Many broadcasters have not changed conditions for their employees, however. One reason, says television analyst Takashi Kimura in the April 3 issue of the Toyo Keizai newspaper, is that they are playing “a game of chicken” with their rivals.
“TV stations are locked in a tough battle for ratings, so they can’t be the only ones to stop shooting and see their ratings drop,” he says.
Since Shimura’s death, comedian Kazuko Kurosawa, scriptwriter and actor Kankuro Kudo, and “Mashin Sentai Kiramager” sci-fi-action series star Reo Komiya have all tested positive for coronavirus.
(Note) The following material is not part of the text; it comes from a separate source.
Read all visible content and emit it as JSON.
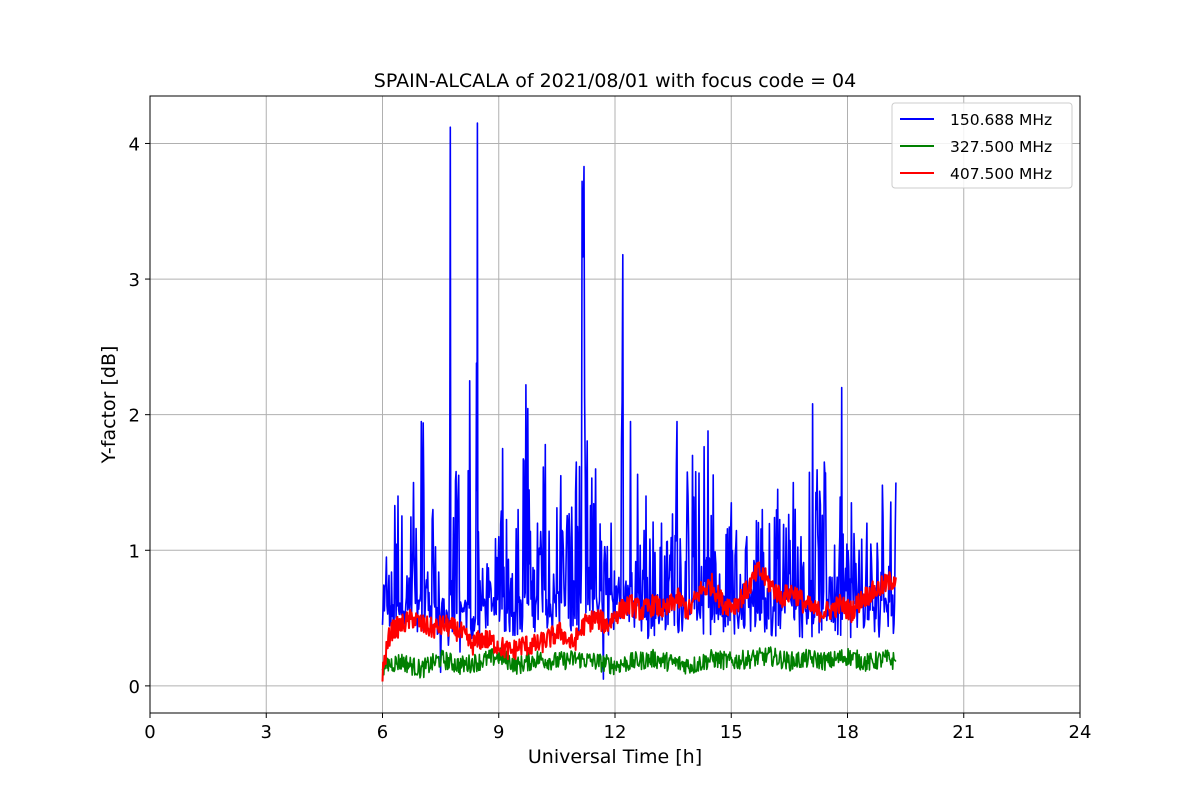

While these are all known personalities, there has been little news on how many behind-the-scenes staff have been exposed to the virus.
“Of course, it’s still not too late,” writes Kimura. “All broadcasters are now being challenged to follow in the footsteps (of TBS and TV Tokyo) and make a similarly brave decision.”
And as for Yoji Yamada’s “God of Cinema,” the film Shimura was set to star in at the time of his diagnosis? Its shooting schedule “has been pushed back two weeks” from its original late-April start date, says Tadashi Osumi, executive managing director of the film’s producer, Shochiku.
“We strongly believe that completing the film would have made Mr. Shimura happy, so we are preparing to shoot,” he says. “We hope that the spread of infections from the novel coronavirus will end as soon as possible.”